Grundätzlich gilt: Die Mietkaution dient zur Absicherung des Vermieters für Fälle, in denen der Mieter den vertraglichen Verpflichtungen nicht nachkommen und beispielsweise die Miete nicht bezahlen kann oder nach Auszug aus der Wohnung Beschädigungen festgestellt werden, die laut Wohnungsübergabeprotokoll beim Einzug nicht bestanden.



Kautionsflat gibt Ratschläge und Hinweise Konto für die Mietkaution

Der Mieter muss die Kaution nur dann bezahlen, wenn diese ausdrücklich im Mietvertrag vereinbart worden ist.
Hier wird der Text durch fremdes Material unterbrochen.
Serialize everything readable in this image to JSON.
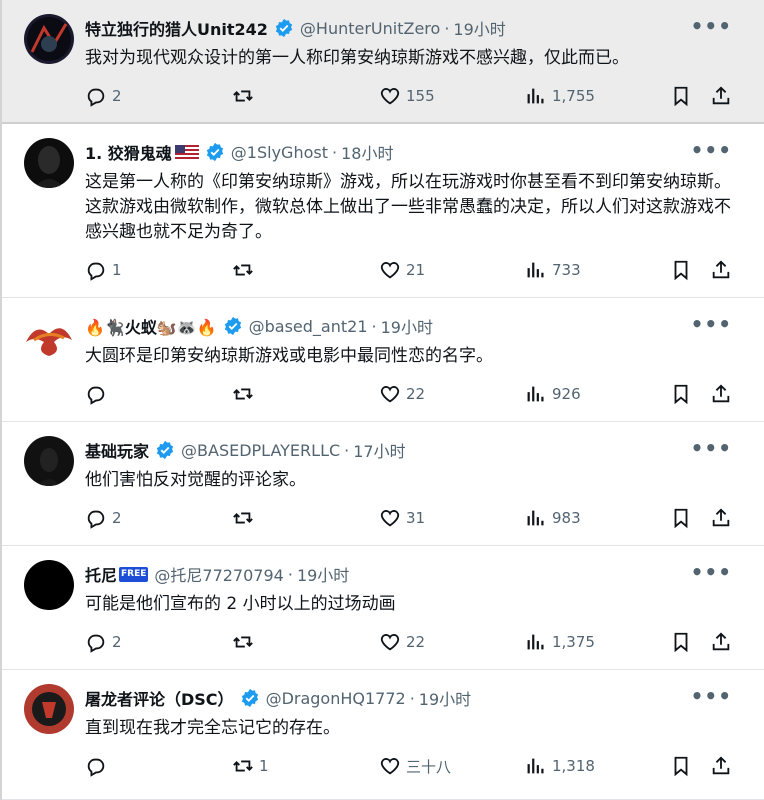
{
  "posts": [
    {
      "name": "特立独行的猎人Unit242",
      "handle": "@HunterUnitZero",
      "time": "19小时",
      "text": "我对为现代观众设计的第一人称印第安纳琼斯游戏不感兴趣，仅此而已。",
      "replies": "2",
      "reposts": "",
      "likes": "155",
      "views": "1,755",
      "verified": true,
      "highlight": true
    },
    {
      "name": "1. 狡猾鬼魂",
      "handle": "@1SlyGhost",
      "time": "18小时",
      "text": "这是第一人称的《印第安纳琼斯》游戏，所以在玩游戏时你甚至看不到印第安纳琼斯。这款游戏由微软制作，微软总体上做出了一些非常愚蠢的决定，所以人们对这款游戏不感兴趣也就不足为奇了。",
      "replies": "1",
      "reposts": "",
      "likes": "21",
      "views": "733",
      "verified": true
    },
    {
      "name": "🔥🐈‍⬛火蚁🐿️🦝🔥",
      "handle": "@based_ant21",
      "time": "19小时",
      "text": "大圆环是印第安纳琼斯游戏或电影中最同性恋的名字。",
      "replies": "",
      "reposts": "",
      "likes": "22",
      "views": "926",
      "verified": true
    },
    {
      "name": "基础玩家",
      "handle": "@BASEDPLAYERLLC",
      "time": "17小时",
      "text": "他们害怕反对觉醒的评论家。",
      "replies": "2",
      "reposts": "",
      "likes": "31",
      "views": "983",
      "verified": true
    },
    {
      "name": "托尼",
      "free_badge": "FREE",
      "handle": "@托尼77270794",
      "time": "19小时",
      "text": "可能是他们宣布的 2 小时以上的过场动画",
      "replies": "2",
      "reposts": "",
      "likes": "22",
      "views": "1,375",
      "verified": false
    },
    {
      "name": "屠龙者评论（DSC）",
      "handle": "@DragonHQ1772",
      "time": "19小时",
      "text": "直到现在我才完全忘记它的存在。",
      "replies": "",
      "reposts": "1",
      "likes": "三十八",
      "views": "1,318",
      "verified": true
    }
  ],
  "icons": {
    "more": "more-icon",
    "reply": "reply-icon",
    "repost": "repost-icon",
    "like": "like-icon",
    "views": "views-icon",
    "bookmark": "bookmark-icon",
    "share": "share-icon"
  },
  "colors": {
    "verified": "#1d9bf0",
    "muted": "#536471",
    "highlight_bg": "#ececec"
  },
  "dot": "·",
  "more_glyph": "•••"
}
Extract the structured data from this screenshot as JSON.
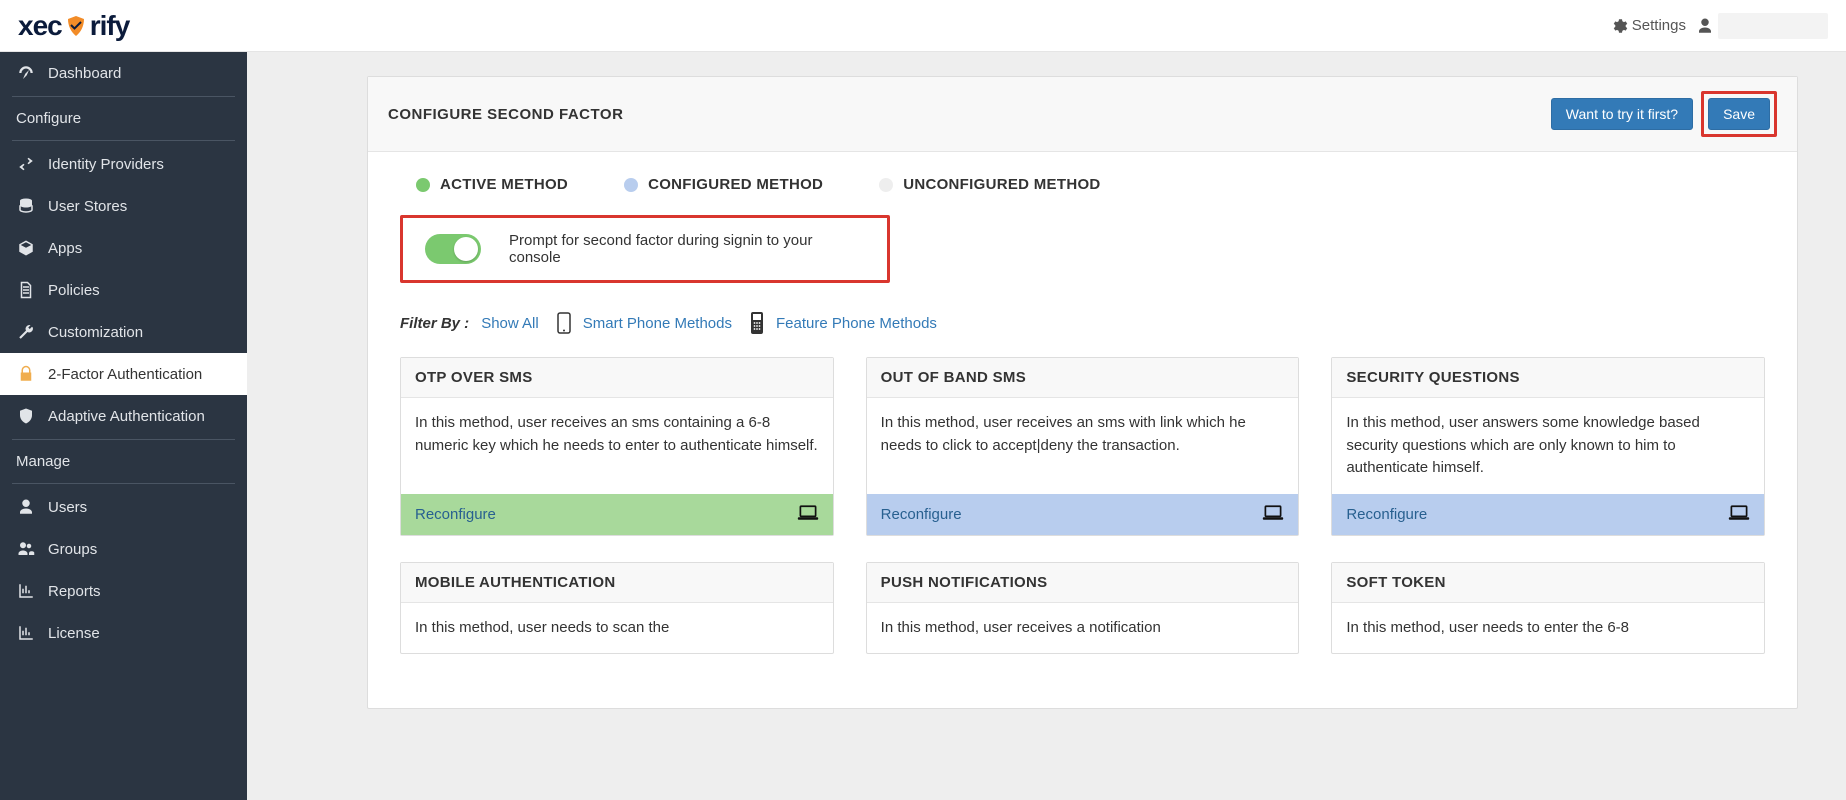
{
  "header": {
    "logo_prefix": "xec",
    "logo_suffix": "rify",
    "settings_label": "Settings"
  },
  "sidebar": {
    "items": [
      {
        "label": "Dashboard",
        "icon": "dashboard"
      },
      {
        "section": true,
        "label": "Configure"
      },
      {
        "label": "Identity Providers",
        "icon": "exchange"
      },
      {
        "label": "User Stores",
        "icon": "database"
      },
      {
        "label": "Apps",
        "icon": "cube"
      },
      {
        "label": "Policies",
        "icon": "file"
      },
      {
        "label": "Customization",
        "icon": "wrench"
      },
      {
        "label": "2-Factor Authentication",
        "icon": "lock",
        "active": true
      },
      {
        "label": "Adaptive Authentication",
        "icon": "shield"
      },
      {
        "section": true,
        "label": "Manage"
      },
      {
        "label": "Users",
        "icon": "user"
      },
      {
        "label": "Groups",
        "icon": "users"
      },
      {
        "label": "Reports",
        "icon": "chart"
      },
      {
        "label": "License",
        "icon": "chart"
      }
    ]
  },
  "panel": {
    "title": "CONFIGURE SECOND FACTOR",
    "try_button": "Want to try it first?",
    "save_button": "Save"
  },
  "legend": {
    "active": "ACTIVE METHOD",
    "configured": "CONFIGURED METHOD",
    "unconfigured": "UNCONFIGURED METHOD"
  },
  "prompt": {
    "text": "Prompt for second factor during signin to your console",
    "enabled": true
  },
  "filter": {
    "label": "Filter By :",
    "show_all": "Show All",
    "smart_phone": "Smart Phone Methods",
    "feature_phone": "Feature Phone Methods"
  },
  "reconfigure_label": "Reconfigure",
  "cards_row1": [
    {
      "title": "OTP OVER SMS",
      "desc": "In this method, user receives an sms containing a 6-8 numeric key which he needs to enter to authenticate himself.",
      "status": "active"
    },
    {
      "title": "OUT OF BAND SMS",
      "desc": "In this method, user receives an sms with link which he needs to click to accept|deny the transaction.",
      "status": "configured"
    },
    {
      "title": "SECURITY QUESTIONS",
      "desc": "In this method, user answers some knowledge based security questions which are only known to him to authenticate himself.",
      "status": "configured"
    }
  ],
  "cards_row2": [
    {
      "title": "MOBILE AUTHENTICATION",
      "desc": "In this method, user needs to scan the"
    },
    {
      "title": "PUSH NOTIFICATIONS",
      "desc": "In this method, user receives a notification"
    },
    {
      "title": "SOFT TOKEN",
      "desc": "In this method, user needs to enter the 6-8"
    }
  ]
}
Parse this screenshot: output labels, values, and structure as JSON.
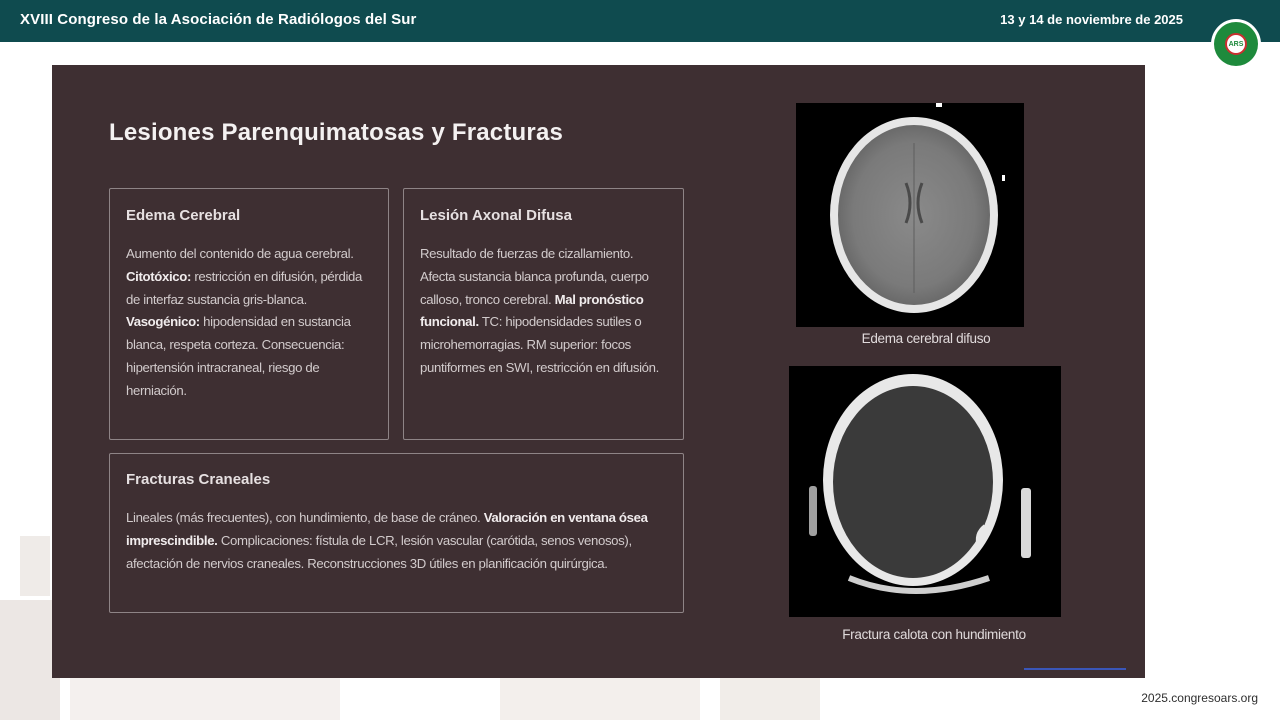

Die Höhe darf drei Monatsmieten nicht übersteigen und in bis zu drei Raten bezahlt werden. Der Vermieter muss die Mietkaution getrennt von seinem eigenen oder anderen Vermögen bei Bank oder Sparkasse anlegen und verzinsen. Die Zinsen werden dem Kautionskonto zugerechnet und erhöhen den Betrag der Kaution. Somit stünden beim reibungslosen Auszug aus der Wohnung mit einer einwandfrei hinterlassenen Wohnung die Mietkaution inklusive Zinsen und Zinseszinsen für den Mieter zur Verfägung. Der Mieter ist nach Auszug verpflichtet, dem Vermieter eine angemessene Zeit für die Überprüfung der Wohnung zu gewähren, damit dieser etwaige Ansprüche prüfen kann. Dieser Zeitraum begrenzt sich im Normalfall theoretisch auf 30 bis 60 Tage, dauert in der Regel aber bis zu sechs Monate.